Sapo owes billions of rands to its creditors, and Business Day reports the Pretoria High Court placed it under provisional liquidation following a successful court application by a creditor owed money for rent.
During an interview with 702, Barnes explained that he had submitted a proposal to the Post Office and government that outlined a viable means of “fixing” the entity’s financial situation.
“It was a self-solving proposal. I essentially said: get some independent body like the auditor general to determine what the net asset value is of the group. Let us then determine what the present value of the forecast losses are, and I’ll pay you the net of those two numbers,” Barnes said.
“Goverment is going to have between 25% and 40%. The consortium would have control somewhere between 60% and 75%.”
He said the consortium is an international and leading logistics player that he could not name.
Barnes said he didn’t receive any feedback on his proposal.

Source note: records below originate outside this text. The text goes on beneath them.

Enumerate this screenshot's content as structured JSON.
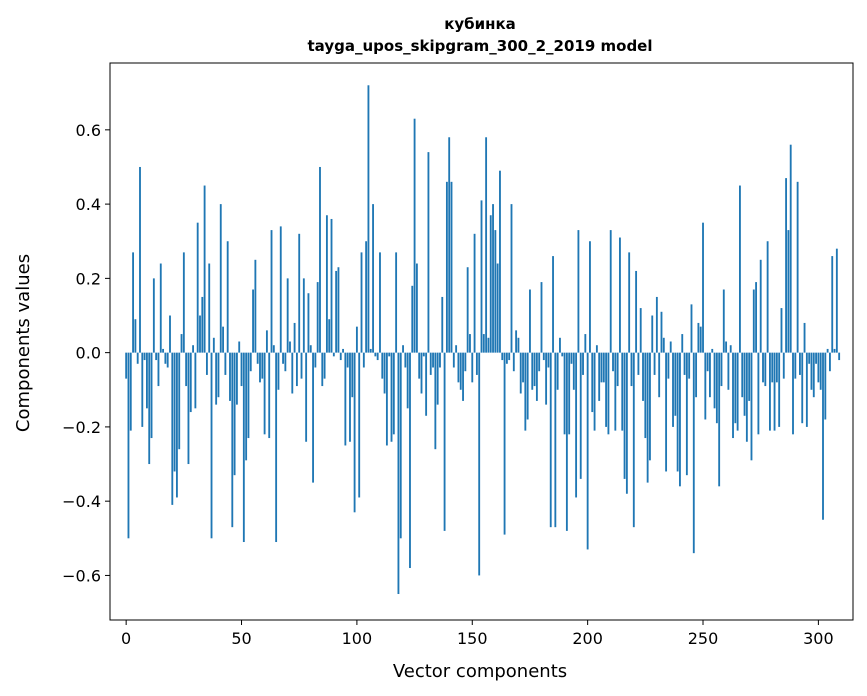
{
  "chart_data": {
    "type": "bar",
    "title": "кубинка",
    "subtitle": "tayga_upos_skipgram_300_2_2019 model",
    "xlabel": "Vector components",
    "ylabel": "Components values",
    "xlim": [
      -7,
      315
    ],
    "ylim": [
      -0.72,
      0.78
    ],
    "xticks": [
      0,
      50,
      100,
      150,
      200,
      250,
      300
    ],
    "yticks": [
      -0.6,
      -0.4,
      -0.2,
      0.0,
      0.2,
      0.4,
      0.6
    ],
    "ytick_labels": [
      "−0.6",
      "−0.4",
      "−0.2",
      "0.0",
      "0.2",
      "0.4",
      "0.6"
    ],
    "grid": false,
    "bar_color": "#1f77b4",
    "values": [
      -0.07,
      -0.5,
      -0.21,
      0.27,
      0.09,
      -0.03,
      0.5,
      -0.2,
      -0.02,
      -0.15,
      -0.3,
      -0.23,
      0.2,
      -0.02,
      -0.09,
      0.24,
      0.01,
      -0.03,
      -0.04,
      0.1,
      -0.41,
      -0.32,
      -0.39,
      -0.26,
      0.05,
      0.27,
      -0.09,
      -0.3,
      -0.16,
      0.02,
      -0.15,
      0.35,
      0.1,
      0.15,
      0.45,
      -0.06,
      0.24,
      -0.5,
      0.04,
      -0.14,
      -0.12,
      0.4,
      0.07,
      -0.06,
      0.3,
      -0.13,
      -0.47,
      -0.33,
      -0.14,
      0.03,
      -0.09,
      -0.51,
      -0.29,
      -0.23,
      -0.05,
      0.17,
      0.25,
      -0.03,
      -0.08,
      -0.07,
      -0.22,
      0.06,
      -0.23,
      0.33,
      0.02,
      -0.51,
      -0.1,
      0.34,
      -0.03,
      -0.05,
      0.2,
      0.03,
      -0.11,
      0.08,
      -0.09,
      0.32,
      -0.07,
      0.2,
      -0.24,
      0.16,
      0.02,
      -0.35,
      -0.04,
      0.19,
      0.5,
      -0.09,
      -0.07,
      0.37,
      0.09,
      0.36,
      -0.01,
      0.22,
      0.23,
      -0.02,
      0.01,
      -0.25,
      -0.04,
      -0.24,
      -0.12,
      -0.43,
      0.07,
      -0.39,
      0.27,
      -0.04,
      0.3,
      0.72,
      0.01,
      0.4,
      -0.01,
      -0.02,
      0.27,
      -0.07,
      -0.11,
      -0.25,
      -0.01,
      -0.24,
      -0.22,
      0.27,
      -0.65,
      -0.5,
      0.02,
      -0.04,
      -0.15,
      -0.58,
      0.18,
      0.63,
      0.24,
      -0.07,
      -0.11,
      -0.01,
      -0.17,
      0.54,
      -0.06,
      -0.04,
      -0.26,
      -0.14,
      -0.04,
      0.15,
      -0.48,
      0.46,
      0.58,
      0.46,
      -0.04,
      0.02,
      -0.08,
      -0.1,
      -0.13,
      -0.05,
      0.23,
      0.05,
      -0.08,
      0.32,
      -0.06,
      -0.6,
      0.41,
      0.05,
      0.58,
      0.04,
      0.37,
      0.4,
      0.33,
      0.24,
      0.49,
      -0.02,
      -0.49,
      -0.03,
      -0.02,
      0.4,
      -0.05,
      0.06,
      0.04,
      -0.11,
      -0.08,
      -0.21,
      -0.18,
      0.17,
      -0.1,
      -0.09,
      -0.13,
      -0.05,
      0.19,
      -0.02,
      -0.14,
      -0.04,
      -0.47,
      0.26,
      -0.47,
      -0.1,
      0.04,
      -0.01,
      -0.22,
      -0.48,
      -0.22,
      -0.03,
      -0.1,
      -0.39,
      0.33,
      -0.34,
      -0.06,
      0.05,
      -0.53,
      0.3,
      -0.16,
      -0.21,
      0.02,
      -0.13,
      -0.08,
      -0.08,
      -0.2,
      -0.22,
      0.33,
      -0.05,
      -0.21,
      -0.09,
      0.31,
      -0.21,
      -0.34,
      -0.38,
      0.27,
      -0.09,
      -0.47,
      0.22,
      -0.06,
      0.12,
      -0.13,
      -0.23,
      -0.35,
      -0.29,
      0.1,
      -0.06,
      0.15,
      -0.12,
      0.11,
      0.04,
      -0.32,
      -0.07,
      0.03,
      -0.2,
      -0.17,
      -0.32,
      -0.36,
      0.05,
      -0.06,
      -0.33,
      -0.07,
      0.13,
      -0.54,
      -0.12,
      0.08,
      0.07,
      0.35,
      -0.18,
      -0.05,
      -0.12,
      0.01,
      -0.15,
      -0.19,
      -0.36,
      -0.09,
      0.17,
      0.03,
      -0.1,
      0.02,
      -0.23,
      -0.19,
      -0.21,
      0.45,
      -0.12,
      -0.17,
      -0.24,
      -0.13,
      -0.29,
      0.17,
      0.19,
      -0.22,
      0.25,
      -0.08,
      -0.09,
      0.3,
      -0.21,
      -0.08,
      -0.21,
      -0.08,
      -0.2,
      0.12,
      -0.07,
      0.47,
      0.33,
      0.56,
      -0.22,
      -0.07,
      0.46,
      -0.06,
      -0.19,
      0.08,
      -0.2,
      -0.03,
      -0.1,
      -0.12,
      -0.03,
      -0.08,
      -0.1,
      -0.45,
      -0.18,
      0.01,
      -0.05,
      0.26,
      0.01,
      0.28,
      -0.02
    ]
  }
}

“Well, I’m sure her response might still be in the mail,” Barnes said in response to a question regarding whether or not he had heard back from Sapo stakeholders.

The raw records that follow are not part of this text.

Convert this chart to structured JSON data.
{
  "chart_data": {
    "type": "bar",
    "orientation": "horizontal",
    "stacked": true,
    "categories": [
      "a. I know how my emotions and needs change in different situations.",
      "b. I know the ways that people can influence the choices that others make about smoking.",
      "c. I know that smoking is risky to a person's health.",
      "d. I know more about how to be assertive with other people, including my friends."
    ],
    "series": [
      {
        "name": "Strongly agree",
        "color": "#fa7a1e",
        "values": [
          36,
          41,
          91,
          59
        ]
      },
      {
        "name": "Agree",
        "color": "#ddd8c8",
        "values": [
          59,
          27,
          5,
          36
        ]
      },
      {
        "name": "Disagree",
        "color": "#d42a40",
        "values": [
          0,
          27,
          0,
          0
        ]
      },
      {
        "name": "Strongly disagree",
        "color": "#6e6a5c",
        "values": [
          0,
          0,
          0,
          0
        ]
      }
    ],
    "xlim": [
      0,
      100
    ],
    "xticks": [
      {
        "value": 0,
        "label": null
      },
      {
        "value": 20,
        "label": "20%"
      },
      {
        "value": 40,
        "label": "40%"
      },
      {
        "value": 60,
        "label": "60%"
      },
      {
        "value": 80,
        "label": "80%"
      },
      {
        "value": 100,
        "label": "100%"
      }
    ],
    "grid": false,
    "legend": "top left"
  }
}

He said the offer was worth R2.4 billion at the time and that government would no longer have to fund future losses while retaining 25% to 40% of the organisation.

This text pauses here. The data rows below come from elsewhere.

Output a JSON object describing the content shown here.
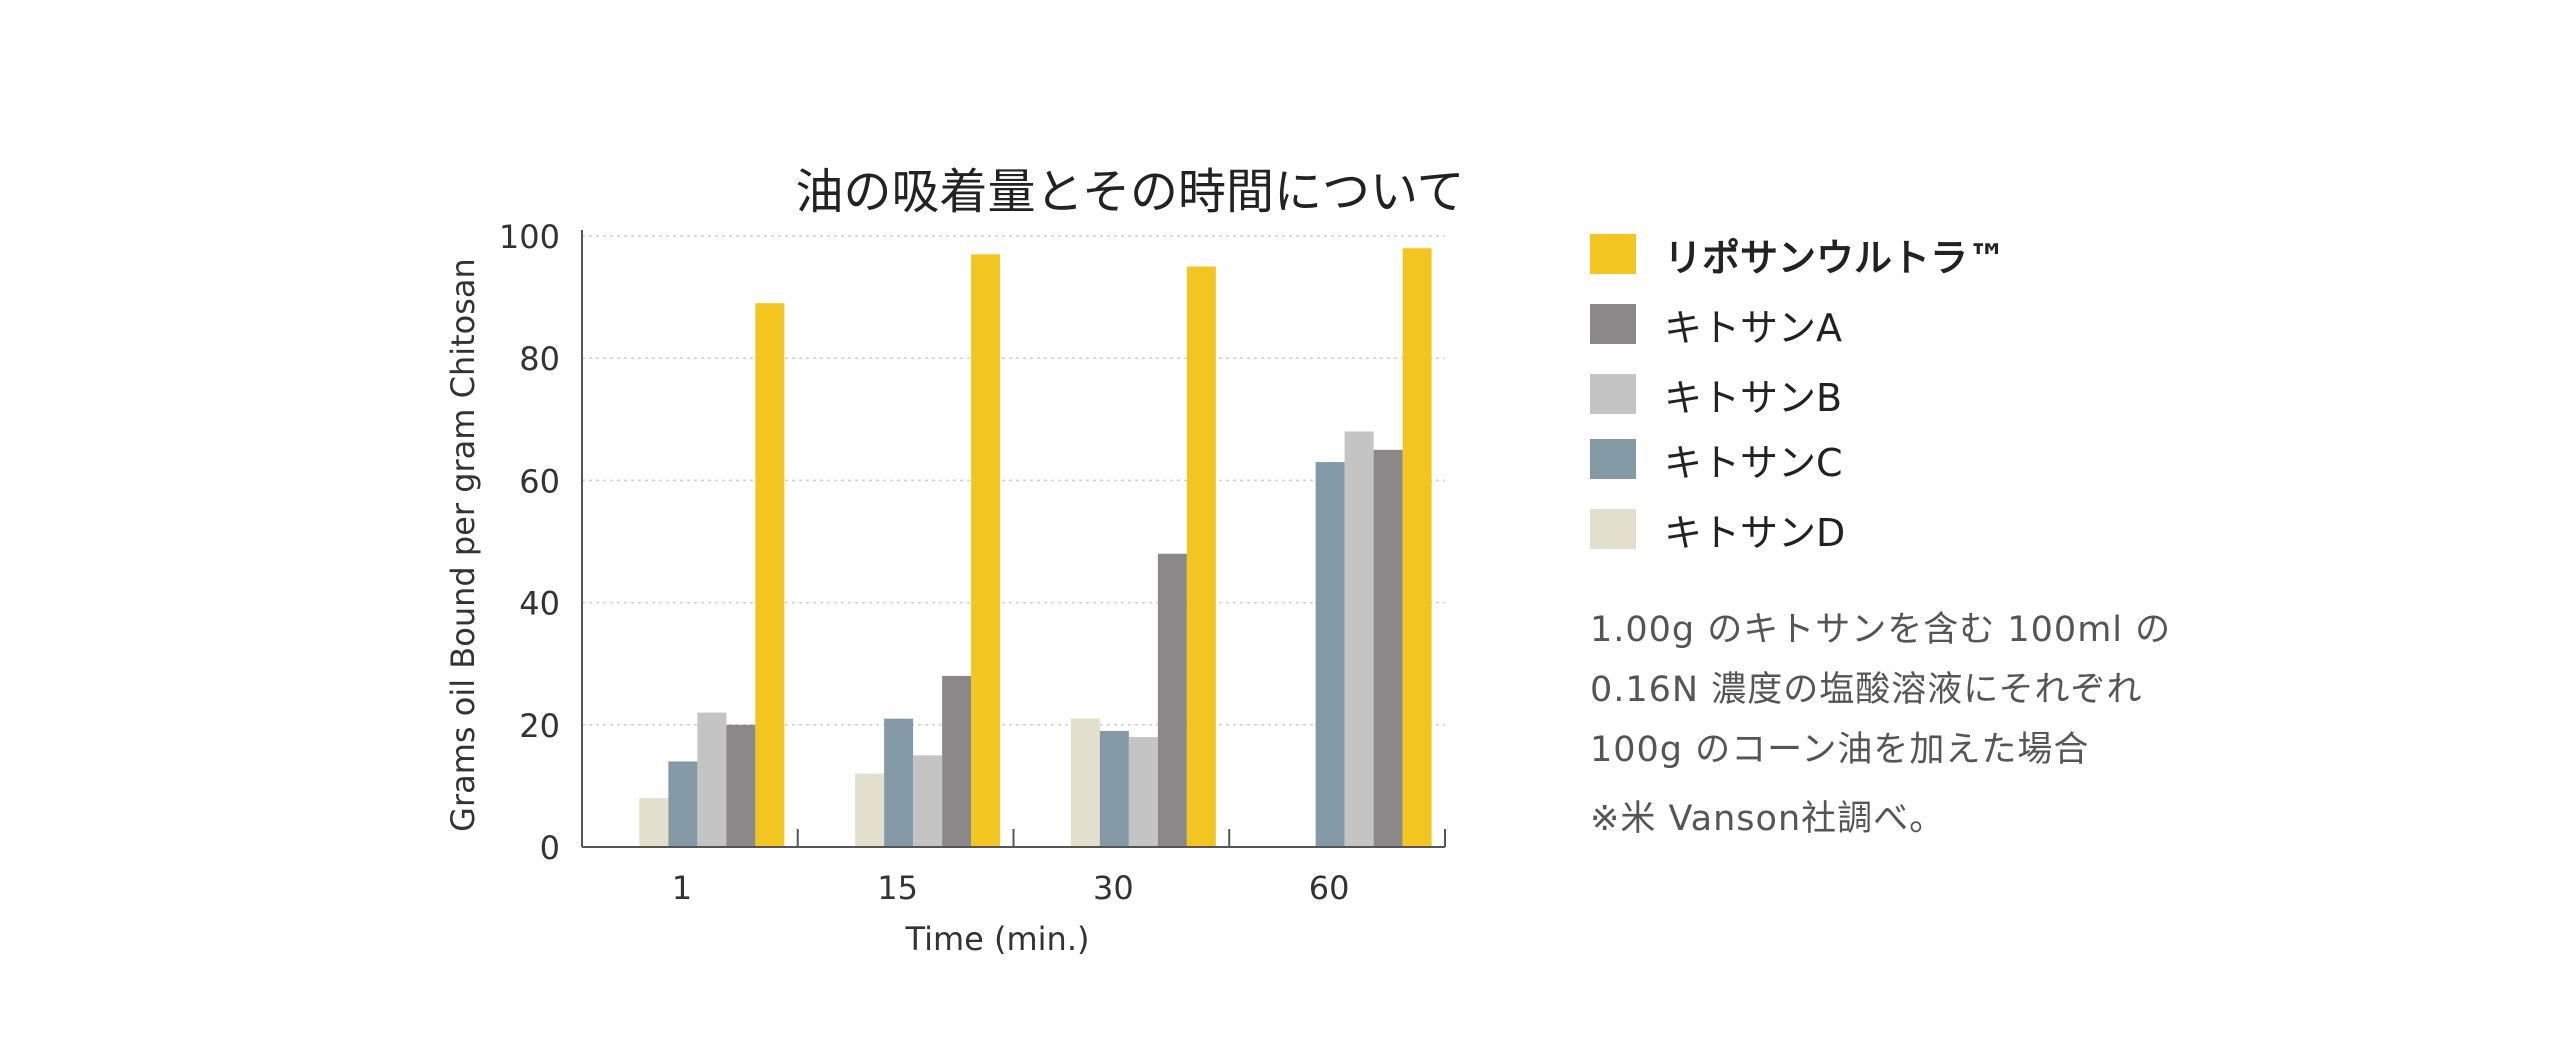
{
  "chart_data": {
    "type": "bar",
    "title": "油の吸着量とその時間について",
    "xlabel": "Time (min.)",
    "ylabel": "Grams oil Bound per gram Chitosan",
    "categories": [
      "1",
      "15",
      "30",
      "60"
    ],
    "yticks": [
      "0",
      "20",
      "40",
      "60",
      "80",
      "100"
    ],
    "ylim": [
      0,
      100
    ],
    "grid": true,
    "legend_position": "right",
    "series": [
      {
        "name": "キトサンD",
        "color": "#e2dfcc",
        "values": [
          8,
          12,
          21,
          0
        ]
      },
      {
        "name": "キトサンC",
        "color": "#8499a6",
        "values": [
          14,
          21,
          19,
          63
        ]
      },
      {
        "name": "キトサンB",
        "color": "#c4c4c4",
        "values": [
          22,
          15,
          18,
          68
        ]
      },
      {
        "name": "キトサンA",
        "color": "#8a8888",
        "values": [
          20,
          28,
          48,
          65
        ]
      },
      {
        "name": "リポサンウルトラ™",
        "color": "#f2c520",
        "values": [
          89,
          97,
          95,
          98
        ]
      }
    ],
    "legend_order": [
      "リポサンウルトラ™",
      "キトサンA",
      "キトサンB",
      "キトサンC",
      "キトサンD"
    ]
  },
  "note": {
    "lines": [
      "1.00g のキトサンを含む 100ml の",
      "0.16N 濃度の塩酸溶液にそれぞれ",
      "100g のコーン油を加えた場合"
    ]
  },
  "source": "※米 Vanson社調べ。"
}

“You would have 15,000–16,000 people still employed. We’d have an operating functional bank,” Barnes added.
According to the former CEO, the Post Office has been technically bankrupt for the past 18 months.
“I’ve looked at the public numbers, and I’ve compared the balance sheet that I signed in 2019 to those submitted to the portfolio committee in 2022, and that told the story of absolute bankruptcy then,” he said.
He explained that when he left the Post Office in August 2019, it was the only state-owned enterprise other than the South African Reserve Bank that had no Treasury guarantees or outstanding liabilities with National Treasury.
“We didn’t require any funding in the budget of that year,” Barnes added.
He said that before his departure in 2019, the Post Office was putting money into Post Bank to grow its technologies and capacity.
“[Profitability] of [Post Bank] started becoming obvious in the bank, which was then a division of the Post Office. So, we were putting money into the bank,” he said.
“It’s at that point in time when the government (the shareholder) said, ‘we’ll have the bank’.”
Post Office in provisional liquidation
According to the Business Day report, the Pretoria High Court appointed two provisional liquidators — Anton Shaban and Hlamalane Jerry Musi.
“Provisional liquidators are, in essence, court-appointed caretakers,” Business Live quoted Shaban as saying.
“Our job is to ascertain, maintain and protect the assets of the provisionally liquidated entity, in this instance, the Post Office, until the appointments of liquidators are made final.”
Shaban said the provisional liquidation application was made by property company Bay City Trading 475 for unpaid rent.
The Post Office has had to close numerous branches nationwide due to its inability to pay rent or utilities.
The case will return to the High Court on 1 June 2023, and if no one approaches the court by then, the liquidation will be made final.
However, the Post Office told Business Day it had faced similar challenges for some time and has no reason to believe this liquidation application would be different.
This suggests the state-owned enterprise intends to oppose the final liquidation.
Regarding the Post Office’s most recent financial results, it owed over R4.4 billion to creditors, with its debt exceeding its assets by R4 billion.
However, it should be noted that Sapo was assigned a R2.4 billion bailout from the National Treasury in the budget that was announced in February.
This was after it had asked for R3.4 billion in funding assistance.